Senate Bill 1051 also amends the definition of “taxable income” for corporate net income tax purposes to permit a “medical marijuana organization” with a dispensary permit to deduct ordinary and necessary expenses paid or incurred during the taxable year that are ordinarily deductible for federal income tax purposes under IRC Section 162 if no deduction was taken for income tax purposes.
Finally, the legislation authorizes the Department of Revenue to enter into written closing agreements with “any person relating to the liability of the person, or of the person or estate for whom the person acts, in respect of any tax administered by the Department for any taxable period.” The provision is modeled after IRC Section 7121.

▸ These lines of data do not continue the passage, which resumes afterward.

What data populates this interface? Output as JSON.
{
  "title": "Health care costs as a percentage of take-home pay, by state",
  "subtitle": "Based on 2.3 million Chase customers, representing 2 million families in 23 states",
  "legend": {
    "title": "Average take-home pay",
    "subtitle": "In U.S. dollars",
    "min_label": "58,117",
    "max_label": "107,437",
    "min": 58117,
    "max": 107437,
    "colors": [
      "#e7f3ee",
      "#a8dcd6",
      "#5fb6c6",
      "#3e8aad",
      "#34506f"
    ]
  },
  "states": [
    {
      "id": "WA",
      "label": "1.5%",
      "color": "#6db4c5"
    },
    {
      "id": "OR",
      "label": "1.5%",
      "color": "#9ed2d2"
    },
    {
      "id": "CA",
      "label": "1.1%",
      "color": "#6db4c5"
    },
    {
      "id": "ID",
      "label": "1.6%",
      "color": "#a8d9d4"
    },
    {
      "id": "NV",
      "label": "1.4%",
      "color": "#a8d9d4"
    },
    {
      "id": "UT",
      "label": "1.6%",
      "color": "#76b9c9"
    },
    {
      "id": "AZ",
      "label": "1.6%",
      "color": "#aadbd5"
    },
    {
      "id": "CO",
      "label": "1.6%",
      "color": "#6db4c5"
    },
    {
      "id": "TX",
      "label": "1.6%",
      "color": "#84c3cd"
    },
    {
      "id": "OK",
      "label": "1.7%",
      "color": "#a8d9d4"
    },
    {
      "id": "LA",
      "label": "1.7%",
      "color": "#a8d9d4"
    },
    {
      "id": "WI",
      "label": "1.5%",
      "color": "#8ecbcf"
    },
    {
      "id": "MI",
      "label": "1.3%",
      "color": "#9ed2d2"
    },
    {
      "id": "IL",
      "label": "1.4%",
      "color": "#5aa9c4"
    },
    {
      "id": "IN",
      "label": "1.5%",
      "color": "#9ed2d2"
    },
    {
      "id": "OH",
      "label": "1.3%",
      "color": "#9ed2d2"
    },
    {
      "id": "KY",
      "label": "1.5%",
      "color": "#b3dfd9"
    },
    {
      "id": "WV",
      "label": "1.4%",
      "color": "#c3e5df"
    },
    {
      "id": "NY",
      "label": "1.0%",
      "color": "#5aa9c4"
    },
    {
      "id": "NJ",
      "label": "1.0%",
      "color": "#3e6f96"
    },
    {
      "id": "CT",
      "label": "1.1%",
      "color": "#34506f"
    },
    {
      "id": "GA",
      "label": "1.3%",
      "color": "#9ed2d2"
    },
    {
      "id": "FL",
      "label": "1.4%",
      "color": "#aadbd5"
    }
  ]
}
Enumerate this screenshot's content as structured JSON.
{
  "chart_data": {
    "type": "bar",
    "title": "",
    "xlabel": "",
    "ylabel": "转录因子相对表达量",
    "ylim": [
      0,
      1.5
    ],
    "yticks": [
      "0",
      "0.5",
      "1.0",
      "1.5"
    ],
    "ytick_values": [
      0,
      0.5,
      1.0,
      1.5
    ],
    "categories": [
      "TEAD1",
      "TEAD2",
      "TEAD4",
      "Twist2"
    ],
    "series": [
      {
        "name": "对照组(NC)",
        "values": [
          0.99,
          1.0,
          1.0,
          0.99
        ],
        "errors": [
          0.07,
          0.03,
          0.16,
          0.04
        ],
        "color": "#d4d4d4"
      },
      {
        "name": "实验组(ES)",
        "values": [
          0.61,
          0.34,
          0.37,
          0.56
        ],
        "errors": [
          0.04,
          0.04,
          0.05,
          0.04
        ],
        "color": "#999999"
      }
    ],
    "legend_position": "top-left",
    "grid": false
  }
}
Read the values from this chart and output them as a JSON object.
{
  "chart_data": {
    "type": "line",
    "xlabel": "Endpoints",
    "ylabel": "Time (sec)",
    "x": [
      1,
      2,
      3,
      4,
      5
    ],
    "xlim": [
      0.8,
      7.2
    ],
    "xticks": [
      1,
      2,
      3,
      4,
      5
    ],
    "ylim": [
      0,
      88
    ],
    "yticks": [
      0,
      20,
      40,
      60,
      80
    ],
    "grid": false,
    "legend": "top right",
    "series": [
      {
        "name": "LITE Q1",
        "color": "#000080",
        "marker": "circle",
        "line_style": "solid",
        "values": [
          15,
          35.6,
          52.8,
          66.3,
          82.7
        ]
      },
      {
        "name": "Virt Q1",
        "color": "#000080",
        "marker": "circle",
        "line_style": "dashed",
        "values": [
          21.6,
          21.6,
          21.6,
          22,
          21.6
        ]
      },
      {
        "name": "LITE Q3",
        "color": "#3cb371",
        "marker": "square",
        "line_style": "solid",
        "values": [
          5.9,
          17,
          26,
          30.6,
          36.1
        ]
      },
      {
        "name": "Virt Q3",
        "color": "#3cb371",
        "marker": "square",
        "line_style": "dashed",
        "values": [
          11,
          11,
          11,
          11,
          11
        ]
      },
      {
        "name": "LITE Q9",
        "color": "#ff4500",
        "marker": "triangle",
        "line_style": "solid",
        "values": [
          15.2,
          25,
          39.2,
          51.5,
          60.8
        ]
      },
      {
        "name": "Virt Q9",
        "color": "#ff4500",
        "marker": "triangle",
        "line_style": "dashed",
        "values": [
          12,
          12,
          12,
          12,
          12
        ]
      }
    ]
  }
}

The voluntary settlement conference process and the other administrative and procedural adjustments in the new law provide meaningful changes to Pennsylvania’s tax appeals process. The legislation reflects PICPA’s ongoing commitment and effort to improve Pennsylvania’s tax system, providing clearer processes and more opportunities to engage with the state’s tax authorities efficiently. Businesses and individuals alike should take note of these changes to ensure compliance and make the most of new opportunities.